Jaimee Mendez's Body Finally Being Released

The Massachusetts Medical Examiner's Office held the body of Jaimee Mendez for nearly five months. Because her family didn't have her body, or even a death certificate, they haven't been able to have a funeral or settle probate issues for her 6-year-old special needs son.

But now, they say they can finally say goodbye properly.

"She was kidnapped by the animal that did this to her, and then she was kidnapped by the medical examiner's office," said Mendez's uncle, James Bursey. "We're finally getting her back.

It's a bittersweet victory for Bursey and Beatrice Mendez, but a victory all the same.

After holding her body for five months, the Massachusetts Medical Examiner is finally releasing the body of their niece.

"It's like a comfort to the heart. It really is like a comfort to the heart to know she's coming home," said Beatrice Mendez.

Twenty-five-year-old Jaimee Mendez first went missing in November of last year. The young mother's dismembered body washed up on a beach in Swampscott, Massachusetts, in January.

Her killer is still at large.

"I hope that the investigation is able to move along - that what they've been waiting so long for they have," said Beatrice Mendez. "But there's no guarantee that they do."
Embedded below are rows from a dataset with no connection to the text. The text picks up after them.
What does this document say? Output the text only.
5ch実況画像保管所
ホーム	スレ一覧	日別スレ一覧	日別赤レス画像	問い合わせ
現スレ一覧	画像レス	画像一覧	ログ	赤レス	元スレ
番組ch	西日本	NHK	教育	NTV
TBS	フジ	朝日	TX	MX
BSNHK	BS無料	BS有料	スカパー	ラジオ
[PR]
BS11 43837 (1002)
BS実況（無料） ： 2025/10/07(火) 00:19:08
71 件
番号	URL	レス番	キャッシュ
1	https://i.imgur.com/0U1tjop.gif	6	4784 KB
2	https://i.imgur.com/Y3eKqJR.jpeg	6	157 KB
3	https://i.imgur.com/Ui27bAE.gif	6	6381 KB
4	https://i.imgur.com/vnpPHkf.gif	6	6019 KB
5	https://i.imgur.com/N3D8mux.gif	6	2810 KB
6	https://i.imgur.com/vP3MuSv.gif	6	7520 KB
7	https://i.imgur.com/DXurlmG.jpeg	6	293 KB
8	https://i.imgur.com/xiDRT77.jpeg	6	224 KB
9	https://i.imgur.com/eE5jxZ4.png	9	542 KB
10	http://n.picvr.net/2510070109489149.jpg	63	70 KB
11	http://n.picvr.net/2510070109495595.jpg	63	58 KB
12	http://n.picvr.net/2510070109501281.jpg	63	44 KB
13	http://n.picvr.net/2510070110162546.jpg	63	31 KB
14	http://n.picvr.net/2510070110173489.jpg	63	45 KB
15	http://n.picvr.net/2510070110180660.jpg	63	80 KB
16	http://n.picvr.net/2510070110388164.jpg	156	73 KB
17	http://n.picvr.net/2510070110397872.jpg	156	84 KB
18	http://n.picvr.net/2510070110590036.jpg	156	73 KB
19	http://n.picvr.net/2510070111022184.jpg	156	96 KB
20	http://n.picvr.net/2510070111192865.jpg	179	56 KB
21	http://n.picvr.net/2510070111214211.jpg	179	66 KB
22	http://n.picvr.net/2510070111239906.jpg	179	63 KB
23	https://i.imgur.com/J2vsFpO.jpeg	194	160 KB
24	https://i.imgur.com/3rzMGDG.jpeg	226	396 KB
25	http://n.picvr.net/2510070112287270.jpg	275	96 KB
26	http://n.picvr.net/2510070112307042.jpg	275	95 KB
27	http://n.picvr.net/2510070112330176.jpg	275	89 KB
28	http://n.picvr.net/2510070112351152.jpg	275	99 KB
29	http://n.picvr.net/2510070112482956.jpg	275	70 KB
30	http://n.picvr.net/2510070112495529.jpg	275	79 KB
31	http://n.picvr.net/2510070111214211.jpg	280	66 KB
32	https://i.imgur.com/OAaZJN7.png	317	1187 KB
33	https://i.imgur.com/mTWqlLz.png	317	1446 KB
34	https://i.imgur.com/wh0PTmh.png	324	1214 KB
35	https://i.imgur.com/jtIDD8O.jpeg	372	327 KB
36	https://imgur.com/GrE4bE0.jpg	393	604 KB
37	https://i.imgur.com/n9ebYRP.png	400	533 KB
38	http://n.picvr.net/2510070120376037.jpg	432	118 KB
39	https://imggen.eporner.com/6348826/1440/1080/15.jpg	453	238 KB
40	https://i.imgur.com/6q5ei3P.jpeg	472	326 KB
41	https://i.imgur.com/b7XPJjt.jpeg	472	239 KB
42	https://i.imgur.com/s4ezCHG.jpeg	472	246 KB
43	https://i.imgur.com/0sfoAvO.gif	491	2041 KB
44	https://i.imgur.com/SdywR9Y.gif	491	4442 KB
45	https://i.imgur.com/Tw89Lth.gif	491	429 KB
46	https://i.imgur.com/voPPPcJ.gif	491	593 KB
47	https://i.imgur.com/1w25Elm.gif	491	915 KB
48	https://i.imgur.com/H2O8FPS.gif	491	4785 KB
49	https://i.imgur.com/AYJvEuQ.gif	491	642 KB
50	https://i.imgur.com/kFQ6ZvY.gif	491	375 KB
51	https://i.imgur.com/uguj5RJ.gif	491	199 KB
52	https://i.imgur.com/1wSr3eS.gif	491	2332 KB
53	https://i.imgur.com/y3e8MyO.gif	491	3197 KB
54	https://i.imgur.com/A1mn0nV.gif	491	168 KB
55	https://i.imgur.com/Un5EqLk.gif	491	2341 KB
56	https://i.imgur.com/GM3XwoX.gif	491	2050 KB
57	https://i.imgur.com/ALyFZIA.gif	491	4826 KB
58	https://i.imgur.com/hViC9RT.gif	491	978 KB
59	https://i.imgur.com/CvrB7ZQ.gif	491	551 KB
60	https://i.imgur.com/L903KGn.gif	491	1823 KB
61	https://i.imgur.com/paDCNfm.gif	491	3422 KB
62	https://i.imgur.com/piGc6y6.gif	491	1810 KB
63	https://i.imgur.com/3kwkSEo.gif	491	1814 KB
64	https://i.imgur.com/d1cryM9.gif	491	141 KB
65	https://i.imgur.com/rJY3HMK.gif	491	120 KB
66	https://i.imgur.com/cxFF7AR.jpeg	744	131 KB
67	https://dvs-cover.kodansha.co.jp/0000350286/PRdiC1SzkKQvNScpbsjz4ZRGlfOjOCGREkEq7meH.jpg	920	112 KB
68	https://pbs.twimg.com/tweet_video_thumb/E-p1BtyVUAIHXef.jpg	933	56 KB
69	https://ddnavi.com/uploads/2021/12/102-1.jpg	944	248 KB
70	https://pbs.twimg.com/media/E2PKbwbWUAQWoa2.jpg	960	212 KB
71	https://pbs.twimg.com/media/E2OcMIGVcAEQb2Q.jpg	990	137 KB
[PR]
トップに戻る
Jaimee Mendez's body is being released days after an necn investigation into a continued backlog at the ME's office. According to state data, as of last week there are more than 1,300 autopsy and more than 300 death certificate reports sitting in the office incomplete - some dating back seven years.

"It's not right," said Beatrice Mendez. "It's a completely unconscionable length of time that people are being held for."

"It's been going on for too long. Something needs to be done about it," said Bursey. "If you give them the right to do this to Jaimee, then you give them the right to do that to everybody else."

After a series of scandals rocked the ME's office over the last decade - missing corpses, bodies piled in storage facilities, remains labeled improperly - the office has made progress in reducing caseloads.

They now do fewer full-blown autopsies, opting instead to do less thorough external exams on cases where they feel the cause of death is obvious.

But that presents its own problems. In an accountability report to the legislature earlier this year, Chief Medical Examiner Henry Nields said the new way poses risks and might cause examiners to miss actual causes of death.

"I want Jaimee's case to make an impact. I want this case to come to light," said Beatrice Mendez. "To get in front of the governor, to get in front of the legislature to actually make a change.

The ME's office is working with the family to get Jaimee Mendez's body home in the next few days. But the autopsy results and the cause of death are still pending.

Prosecutors say the investigation into her murder is ongoing. The family plans to host a celebration of Jaimee Mendez's life on June 6.